II – La dialectique de la transparence et du secret

La question de la communication des algorithmes doit se lire au prisme de l’essence même du dispositif Parcoursup. Cette plate-forme permet aux lycéens, apprentis ou étudiants en réorientation qui souhaitent entrer dans l’enseignement supérieur, de se pré-inscrire, de déposer leurs vœux de poursuite d’études et de répondre aux propositions d’admission des établissements dispensant des formations de l’enseignement supérieur (licences, STS, IUT, CPGE, écoles d’ingénieurs…). C’est sur les bases juridiques de la communicabilité des documents et des restrictions qui y sont relatives (A) que la question de la communicabilité des critères des algorithmes doit se trancher dans un contexte juridique renouvelé (B).
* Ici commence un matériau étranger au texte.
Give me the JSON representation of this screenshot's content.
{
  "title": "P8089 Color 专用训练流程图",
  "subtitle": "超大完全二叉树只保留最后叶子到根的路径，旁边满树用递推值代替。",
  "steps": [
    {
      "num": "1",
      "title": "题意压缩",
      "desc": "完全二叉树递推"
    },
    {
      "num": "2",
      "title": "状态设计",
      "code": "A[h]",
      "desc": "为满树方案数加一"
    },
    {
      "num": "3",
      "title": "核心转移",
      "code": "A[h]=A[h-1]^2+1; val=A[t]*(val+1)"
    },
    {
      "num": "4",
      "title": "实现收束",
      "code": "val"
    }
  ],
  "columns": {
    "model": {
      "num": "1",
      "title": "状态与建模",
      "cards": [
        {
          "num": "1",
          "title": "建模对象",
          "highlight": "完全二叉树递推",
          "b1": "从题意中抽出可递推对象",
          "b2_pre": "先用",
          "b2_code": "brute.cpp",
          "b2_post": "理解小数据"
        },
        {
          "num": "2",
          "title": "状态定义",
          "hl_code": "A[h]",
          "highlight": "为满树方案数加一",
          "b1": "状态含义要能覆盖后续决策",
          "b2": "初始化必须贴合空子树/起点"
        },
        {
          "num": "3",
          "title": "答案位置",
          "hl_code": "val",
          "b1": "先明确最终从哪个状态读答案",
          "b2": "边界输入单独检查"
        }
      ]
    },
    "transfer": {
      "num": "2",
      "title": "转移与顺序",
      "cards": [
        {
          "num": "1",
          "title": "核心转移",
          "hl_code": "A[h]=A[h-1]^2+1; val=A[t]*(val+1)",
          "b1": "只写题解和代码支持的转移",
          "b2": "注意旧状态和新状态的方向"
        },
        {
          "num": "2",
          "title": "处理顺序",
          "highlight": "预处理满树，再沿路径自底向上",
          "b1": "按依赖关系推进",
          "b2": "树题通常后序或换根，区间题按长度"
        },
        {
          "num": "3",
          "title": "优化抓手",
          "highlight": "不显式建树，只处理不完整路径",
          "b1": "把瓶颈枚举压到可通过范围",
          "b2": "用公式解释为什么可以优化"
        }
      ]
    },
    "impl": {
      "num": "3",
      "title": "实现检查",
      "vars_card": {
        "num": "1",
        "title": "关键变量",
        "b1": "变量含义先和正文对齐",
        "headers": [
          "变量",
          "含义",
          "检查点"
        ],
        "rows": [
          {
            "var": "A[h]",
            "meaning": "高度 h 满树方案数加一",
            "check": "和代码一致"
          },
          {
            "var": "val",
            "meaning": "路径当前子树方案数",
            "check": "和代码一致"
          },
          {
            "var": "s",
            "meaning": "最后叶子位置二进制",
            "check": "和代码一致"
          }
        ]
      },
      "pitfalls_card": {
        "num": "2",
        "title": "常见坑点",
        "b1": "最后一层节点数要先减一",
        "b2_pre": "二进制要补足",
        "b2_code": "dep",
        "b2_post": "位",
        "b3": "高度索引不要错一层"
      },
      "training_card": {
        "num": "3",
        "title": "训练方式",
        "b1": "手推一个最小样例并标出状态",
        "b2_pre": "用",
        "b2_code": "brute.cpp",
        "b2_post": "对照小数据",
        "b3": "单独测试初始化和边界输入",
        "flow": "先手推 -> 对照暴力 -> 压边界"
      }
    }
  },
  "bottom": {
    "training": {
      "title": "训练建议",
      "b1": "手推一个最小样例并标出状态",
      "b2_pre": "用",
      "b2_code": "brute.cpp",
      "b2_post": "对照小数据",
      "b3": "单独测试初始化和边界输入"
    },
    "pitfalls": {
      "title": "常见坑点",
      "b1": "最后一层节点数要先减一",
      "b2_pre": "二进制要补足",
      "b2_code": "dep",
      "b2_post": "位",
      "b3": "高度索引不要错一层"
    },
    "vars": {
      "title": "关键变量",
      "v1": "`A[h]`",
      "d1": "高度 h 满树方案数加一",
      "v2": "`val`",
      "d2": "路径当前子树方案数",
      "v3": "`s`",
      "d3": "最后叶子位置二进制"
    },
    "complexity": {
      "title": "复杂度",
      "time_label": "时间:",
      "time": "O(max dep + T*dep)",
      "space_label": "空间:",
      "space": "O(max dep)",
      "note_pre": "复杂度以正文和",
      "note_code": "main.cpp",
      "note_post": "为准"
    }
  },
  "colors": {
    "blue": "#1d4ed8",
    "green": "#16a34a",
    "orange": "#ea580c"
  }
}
A – Communicabilité de documents administratifs et restrictions spécifiques

La loi de 1978, dont plusieurs articles sont désormais codifiés dans le Code des relations entre le public et l’Administration, donne les bases juridiques de la communication des documents administratifs. Les évolutions technologiques ont conduit le législateur à moderniser la notion même de documents. Ainsi la loi du 7 octobre 2016 pour une république numérique ajoute la notion de « code source » à la liste de documents communicables. Il en résulte que l’article L. 300-2 du code précité dispose que « sont considérés comme documents administratifs, au sens des titres Ier, III et IV du présent livre, quels que soient leur date, leur lieu de conservation, leur forme et leur support, les documents produits ou reçus, dans le cadre de leur mission de service public, par l’État, les collectivités territoriales ainsi que par les autres personnes de droit public ou les personnes de droit privé chargées d’une telle mission. Constituent de tels documents notamment les dossiers, rapports, études, comptes-rendus, procès-verbaux, statistiques, instructions, circulaires, notes et réponses ministérielles, correspondances, avis, prévisions, codes sources21 et décisions ».

Plusieurs bases juridiques peuvent faire pencher la balance en faveur de la communicabilité des critères des algorithmes utilisés dans l’aide à la décision d’affectation des étudiants. Selon l’article L. 311-1 du Code des relations entre le public et l’Administration, « sous réserve des dispositions des articles L. 311-5 et L. 311-6, les administrations mentionnées à l’article L. 300-2 sont tenues de publier en ligne ou de communiquer les documents administratifs qu’elles détiennent aux personnes qui en font la demande, dans les conditions prévues par le présent livre ». L’article L. 311-5 dispose, notamment, que les documents contenant des secrets protégés par la loi ne sont pas communicables.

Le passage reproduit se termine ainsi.